Cannes 2018: Ayka review

★★★★★

Sergey Dvortsevoy’s Ayka follows a young woman over five days bitterly cold days in a city she doesn’t really know. Attempting to flee from a terrible situation, but only finding an indifferent world and uncaring people, the Kazakhstani director has made one of Cannes 2018’s most formidable entries.

Ayka (Samal Yeslyamova) is a 25-year-old new mother resting in hospital. Refusing to feed her baby, still bleeding from the trauma of giving birth, she gets out of bed, staggers to a window, opens it and climbs out into a Moscow blizzard. Trudging through the snow, blood seeping through her clothes, she seeks refuge in the underworld of undocumented migrant workers, trying to figure out her next move.

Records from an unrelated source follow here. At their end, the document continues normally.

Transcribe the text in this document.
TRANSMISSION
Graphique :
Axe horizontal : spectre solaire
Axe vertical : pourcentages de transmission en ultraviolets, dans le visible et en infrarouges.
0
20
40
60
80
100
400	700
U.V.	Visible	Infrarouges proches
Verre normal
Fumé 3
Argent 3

Dvortsevoy last appeared at Cannes in 2008, where his fiction debut Tulpan competed in the Un Certain Regard strand. Ayka is his first movie in 10 years and the wait has been worth it. An extraordinarily nuanced character study, which drip feeds Ayka’s motivations for acting so seemingly cruel, Samal Yeslyamova delivers an unforgettable lead performance as the beleaguered protagonist.

Set in Moscow during a fierce blizzard, Ayka is desperate for work and longing for escape. That she ignores her constantly ringing phone is our first clue as to what’s going on. As a migrant worker from Kazakhstan, she must dodge authorities and usual channels to gain employment, Dvortsevoy making the accurate point about how our western economies are propped up by migrant workforces and how they are readily exploited, live in disgusting, cramped conditions and pay exorbitant rents for poorly maintained rooms with other people all in the same situation.

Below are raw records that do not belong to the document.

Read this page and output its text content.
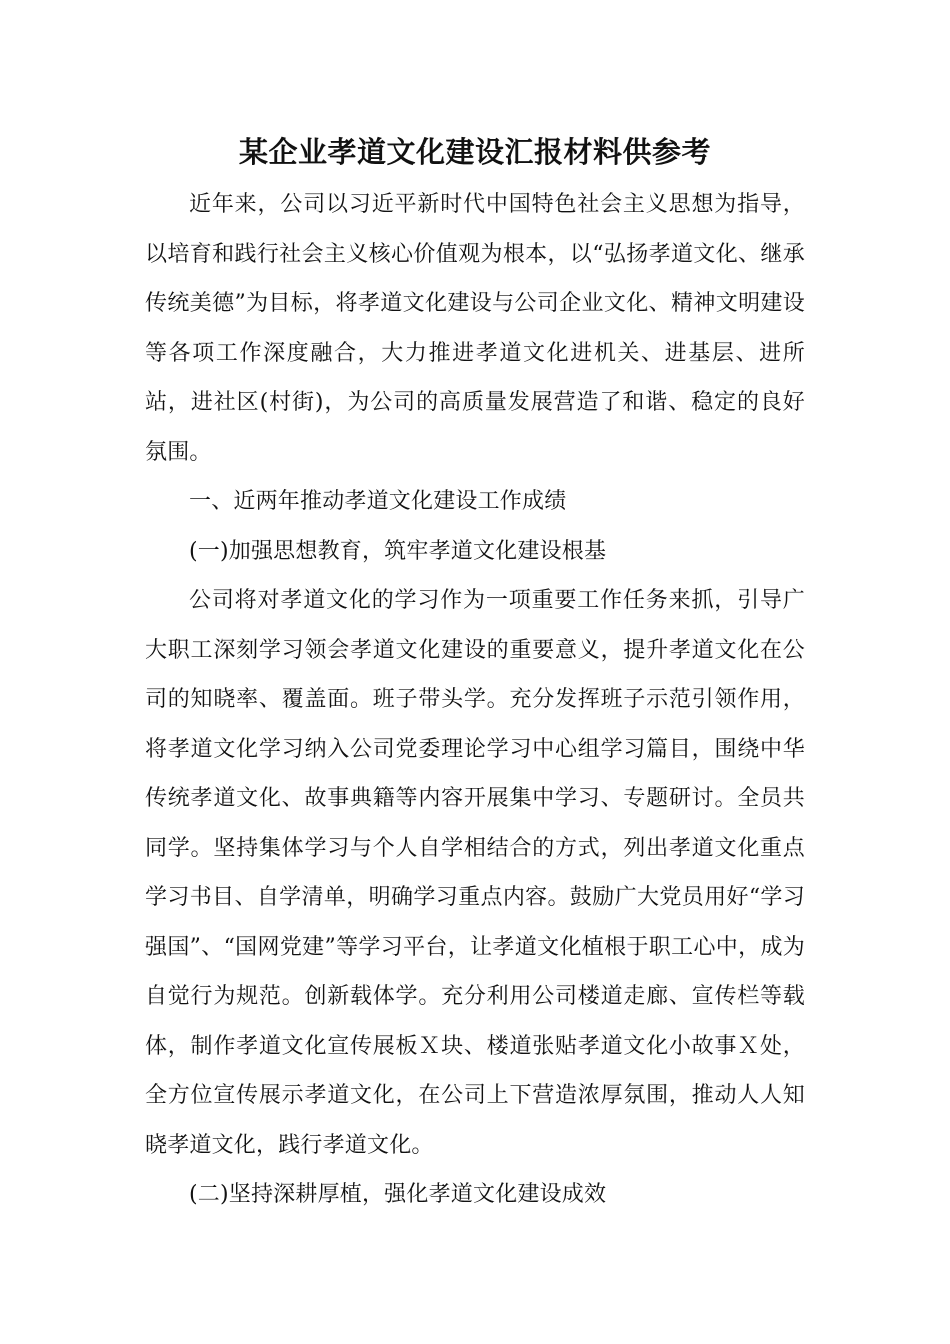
某企业孝道文化建设汇报材料供参考

近年来，公司以习近平新时代中国特色社会主义思想为指导，以培育和践行社会主义核心价值观为根本，以“弘扬孝道文化、继承传统美德”为目标，将孝道文化建设与公司企业文化、精神文明建设等各项工作深度融合，大力推进孝道文化进机关、进基层、进所站，进社区(村街)，为公司的高质量发展营造了和谐、稳定的良好氛围。

一、近两年推动孝道文化建设工作成绩

(一)加强思想教育，筑牢孝道文化建设根基

公司将对孝道文化的学习作为一项重要工作任务来抓，引导广大职工深刻学习领会孝道文化建设的重要意义，提升孝道文化在公司的知晓率、覆盖面。班子带头学。充分发挥班子示范引领作用，将孝道文化学习纳入公司党委理论学习中心组学习篇目，围绕中华传统孝道文化、故事典籍等内容开展集中学习、专题研讨。全员共同学。坚持集体学习与个人自学相结合的方式，列出孝道文化重点学习书目、自学清单，明确学习重点内容。鼓励广大党员用好“学习强国”、“国网党建”等学习平台，让孝道文化植根于职工心中，成为自觉行为规范。创新载体学。充分利用公司楼道走廊、宣传栏等载体，制作孝道文化宣传展板Ｘ块、楼道张贴孝道文化小故事Ｘ处，全方位宣传展示孝道文化，在公司上下营造浓厚氛围，推动人人知晓孝道文化，践行孝道文化。

(二)坚持深耕厚植，强化孝道文化建设成效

The director also keeps the camera very close to Ayka, shooting predominantly in medium shots and making striking use of deep-focus, the character and the audience rarely getting any breathing space, and this aesthetic approach produces so much menace and oppression from snow-covered pavements and tall buildings, it’s as if the whole world is going to topple down onto the poor girl. One scene, where Ayka sits down to a hot cup of tea, is the sole moment of comfort and respite she gets throughout the film’s 100 minutes.

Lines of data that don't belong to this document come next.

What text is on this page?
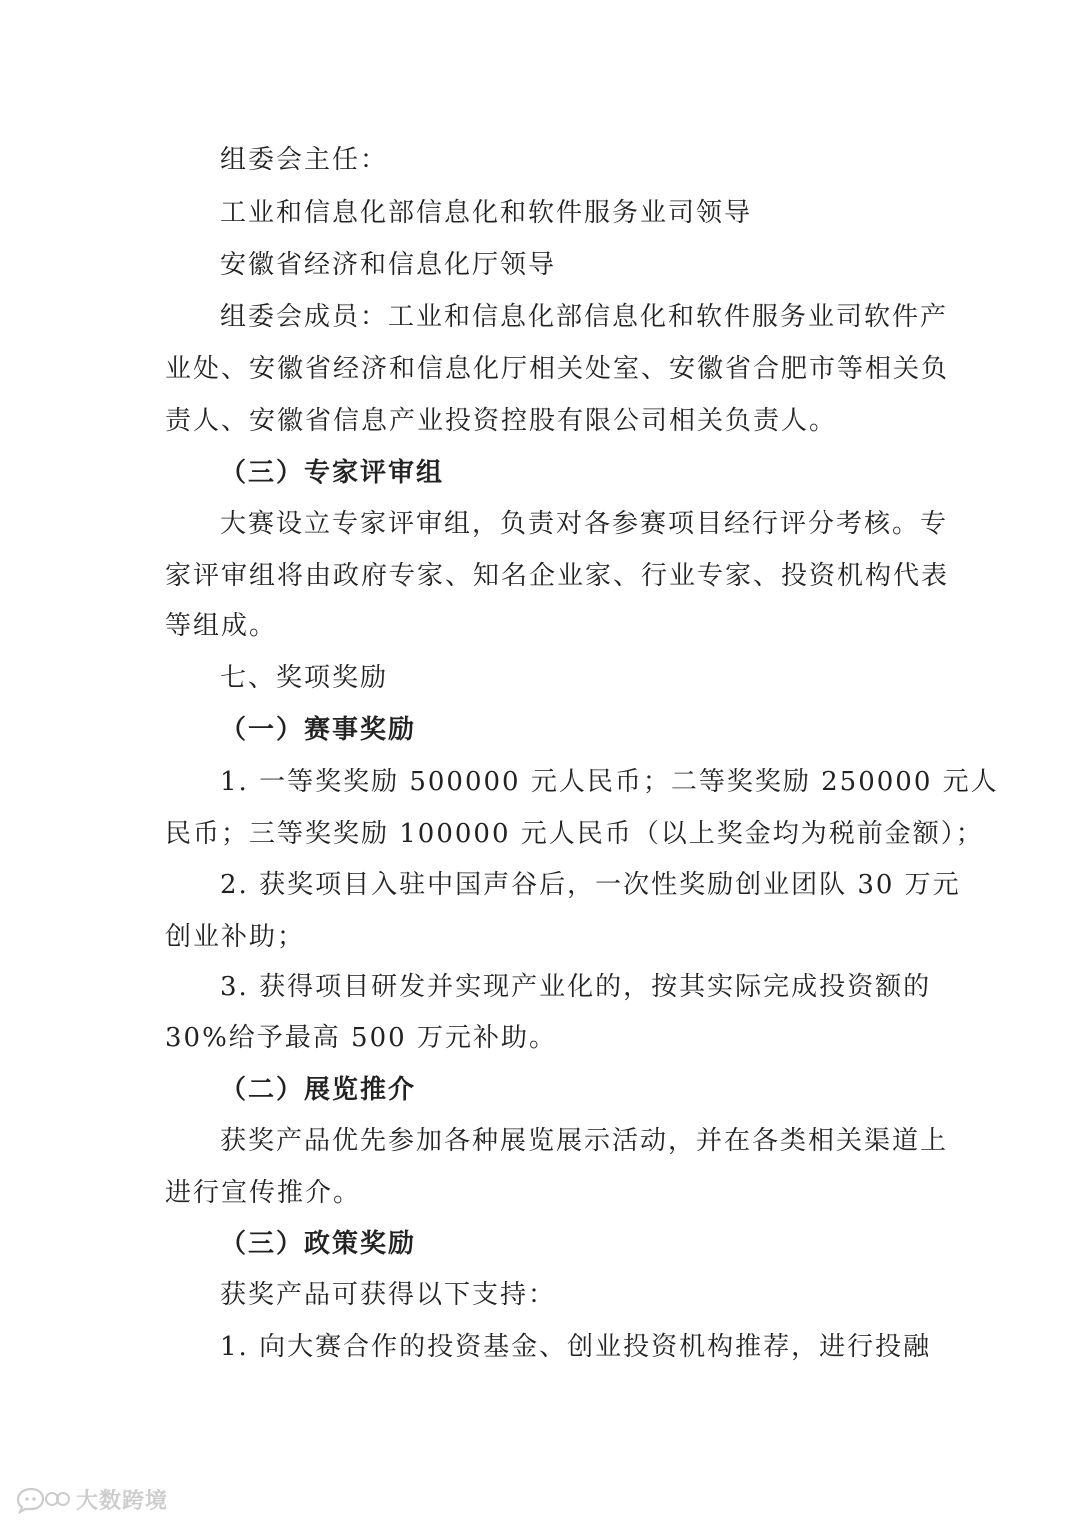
组委会主任：
工业和信息化部信息化和软件服务业司领导
安徽省经济和信息化厅领导
组委会成员：工业和信息化部信息化和软件服务业司软件产
业处、安徽省经济和信息化厅相关处室、安徽省合肥市等相关负
责人、安徽省信息产业投资控股有限公司相关负责人。
（三）专家评审组
大赛设立专家评审组，负责对各参赛项目经行评分考核。专
家评审组将由政府专家、知名企业家、行业专家、投资机构代表
等组成。
七、奖项奖励
（一）赛事奖励
1. 一等奖奖励 500000 元人民币；二等奖奖励 250000 元人
民币；三等奖奖励 100000 元人民币（以上奖金均为税前金额）；
2. 获奖项目入驻中国声谷后，一次性奖励创业团队 30 万元
创业补助；
3. 获得项目研发并实现产业化的，按其实际完成投资额的
30%给予最高 500 万元补助。
（二）展览推介
获奖产品优先参加各种展览展示活动，并在各类相关渠道上
进行宣传推介。
（三）政策奖励
获奖产品可获得以下支持：
1. 向大赛合作的投资基金、创业投资机构推荐，进行投融
大数跨境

Ayka exists in the tradition of social-realist dramas, but moves to arthouse rhythms. It isn’t slow at all, Dvortsevoy just wants the viewer to be kept in the dark about his character’s backstory (and why she left her baby alone in hospital) for as long as possible. For this tactic actively invites judgement against her and transgresses the belief women are natural mothers. Once we start to understand Ayka’s life and reasons for behaving how she does, the film gains tragic dimensions and its humanist voice grows into a desperate cry.

The 71st Cannes Film Festival takes place from 8-19 May.